SDCC 3.6.5 #9842 (MINGW64)
6844 bytes less page zero

cycle count  = 8700157418
time @ 4MHz  = 8700157418 / 4*10^6 = 36 min 15 sec

SDCC implements its 32-bit math in C.

10.
IAR Z80 V4.06A
6789 bytes less small amount

cycle count  = 8762223085
time @ 4MHz  = 8762223085 / 4*10^6 = 36 min 31 sec

It looks like IAR implements its 32-bit math in C.
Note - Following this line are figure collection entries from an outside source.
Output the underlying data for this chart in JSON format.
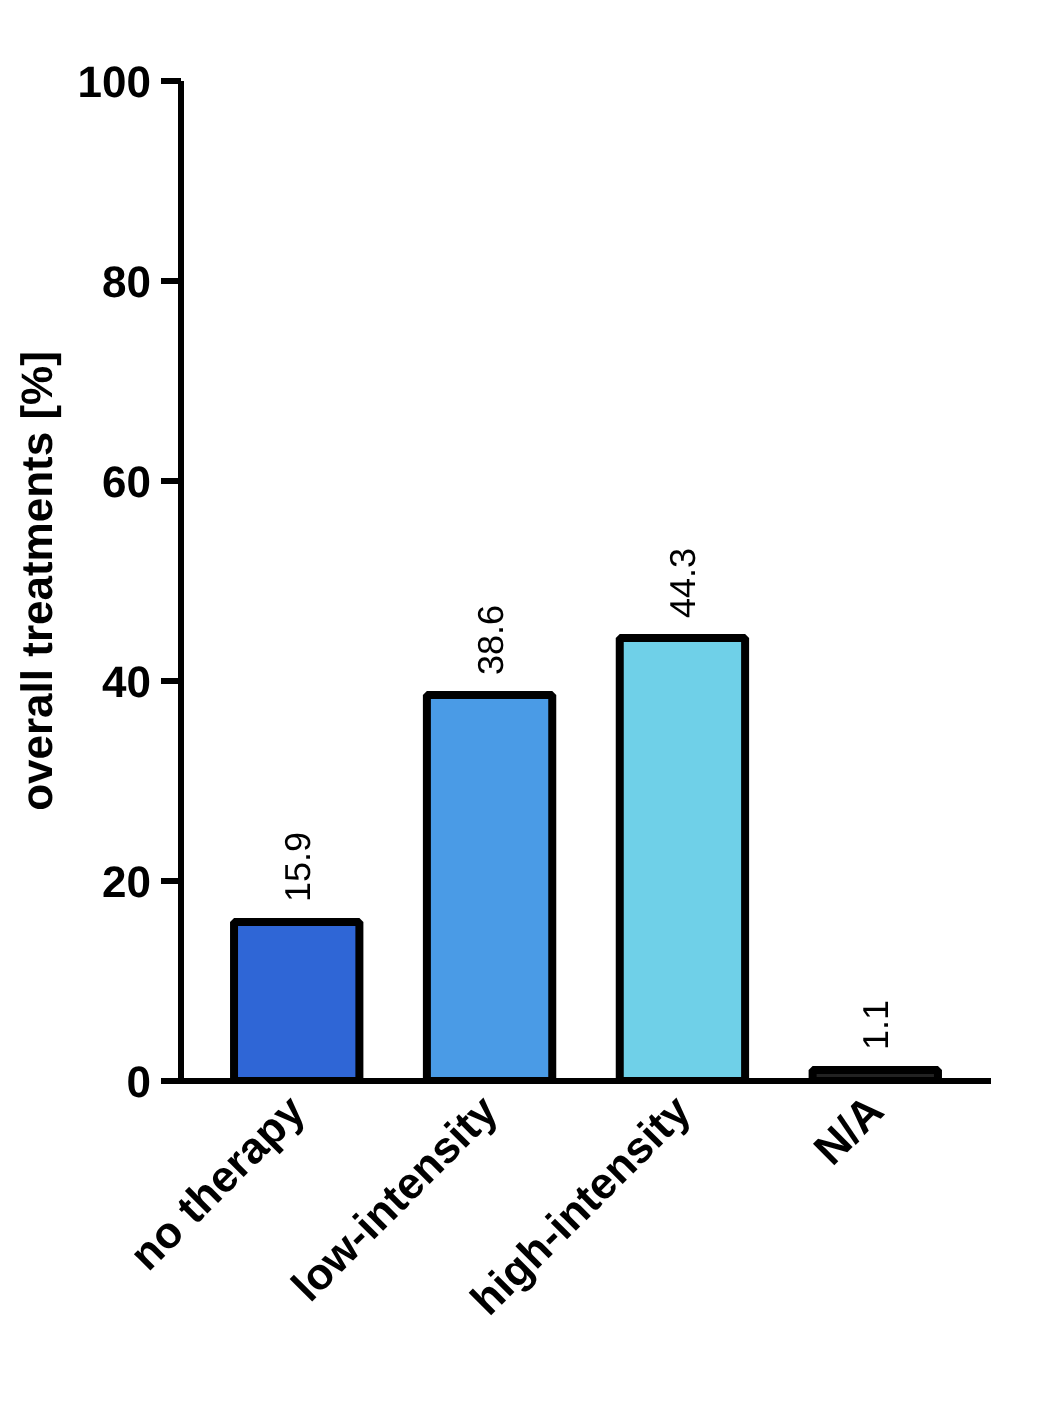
{
  "chart_data": {
    "type": "bar",
    "ylabel": "overall treatments [%]",
    "categories": [
      "no therapy",
      "low-intensity",
      "high-intensity",
      "N/A"
    ],
    "values": [
      15.9,
      38.6,
      44.3,
      1.1
    ],
    "colors": [
      "#2f66d6",
      "#4a9be6",
      "#6fd0e8",
      "#222222"
    ],
    "ylim": [
      0,
      100
    ],
    "yticks": [
      0,
      20,
      40,
      60,
      80,
      100
    ],
    "data_labels": true
  }
}
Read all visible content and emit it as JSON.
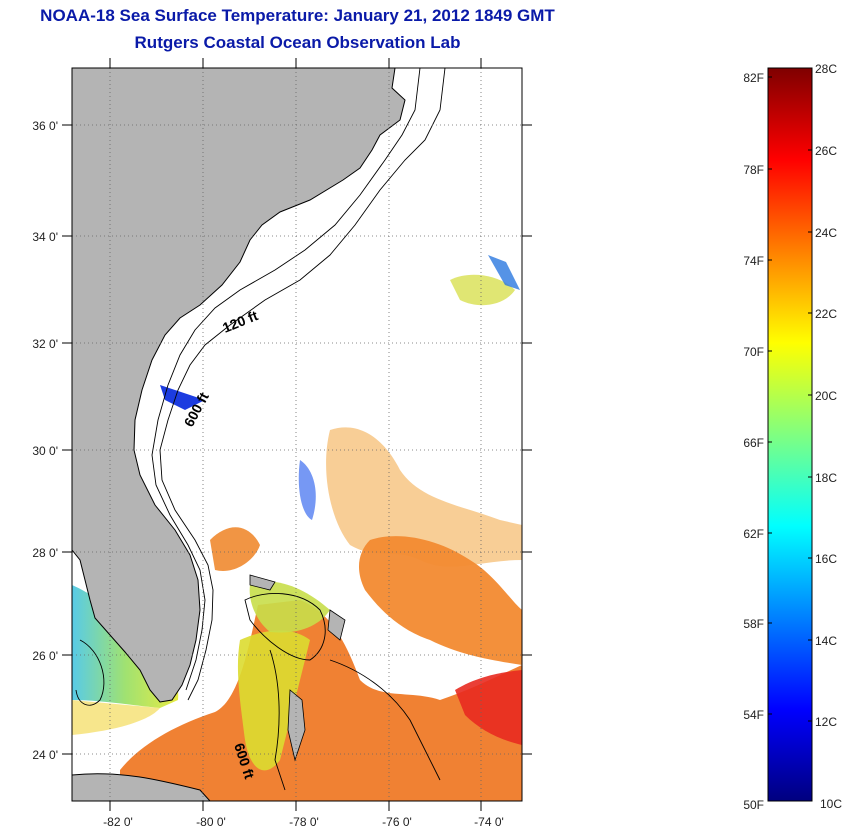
{
  "header": {
    "title": "NOAA-18 Sea Surface Temperature:  January 21, 2012 1849 GMT",
    "subtitle": "Rutgers Coastal Ocean Observation Lab"
  },
  "map": {
    "lat_labels": [
      "36 0'",
      "34 0'",
      "32 0'",
      "30 0'",
      "28 0'",
      "26 0'",
      "24 0'"
    ],
    "lon_labels": [
      "-82 0'",
      "-80 0'",
      "-78 0'",
      "-76 0'",
      "-74 0'"
    ],
    "contour_labels": [
      "120 ft",
      "600 ft",
      "600 ft"
    ],
    "colors": {
      "land": "#b4b4b4",
      "ocean_nodata": "#ffffff",
      "coastline": "#000000"
    }
  },
  "colorbar": {
    "fahrenheit_labels": [
      "82F",
      "78F",
      "74F",
      "70F",
      "66F",
      "62F",
      "58F",
      "54F",
      "50F"
    ],
    "celsius_labels": [
      "28C",
      "26C",
      "24C",
      "22C",
      "20C",
      "18C",
      "16C",
      "14C",
      "12C",
      "10C"
    ],
    "range_c": [
      10,
      28
    ],
    "colormap": "jet"
  }
}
RESULTS - PI_LDIV.C (LDIV USED)
===============================

1.
Z88DK April 4, 2020
sccz80 / new c library / fast int math
9131 bytes less page zero

cycle count  = 1301832933
time @ 4MHz  = 1301832933 / 4*10^6 =  5 min 25 sec

2.
Z88DK April 4, 2020
zsdcc #11566 / new c library / fast int math
9097 bytes less page zero

cycle count  = 1339849656
time @ 4MHz  = 1339849656 / 4*10^6 =  5 min 35 sec

3.
Z88DK April 20, 2020
sccz80 / new c library / small int math
6400 bytes less page zero

cycle count  = 2576381983
time @ 4MHz  = 2576381983 / 4*10^6 = 10 min 44 sec

4.
Z88DK April 20, 2020
zsdcc #11566 / new c library / small int math
6388 bytes less page zero

cycle count  = 2609489119
time @ 4MHz  = 2609489119 / 4*10^6 = 10 min 52 sec

5.
HITECH C MSDOS V750
6486 bytes exact

cycle count  = 5884356227
time @ 4MHz  = 5884356227 / 4x10^6 = 24 min 31 sec

It looks like HTC implements ldiv() as two separate divisions.

6.
IAR Z80 V4.06A
7006 bytes less small amount

cycle count  = 8799503282
time @ 4MHz  = 8799503282 / 4*10^6 = 36 min 40 sec

It looks like IAR implements ldiv() as two separate divisions.
It looks like IAR implements its 32-bit math in C.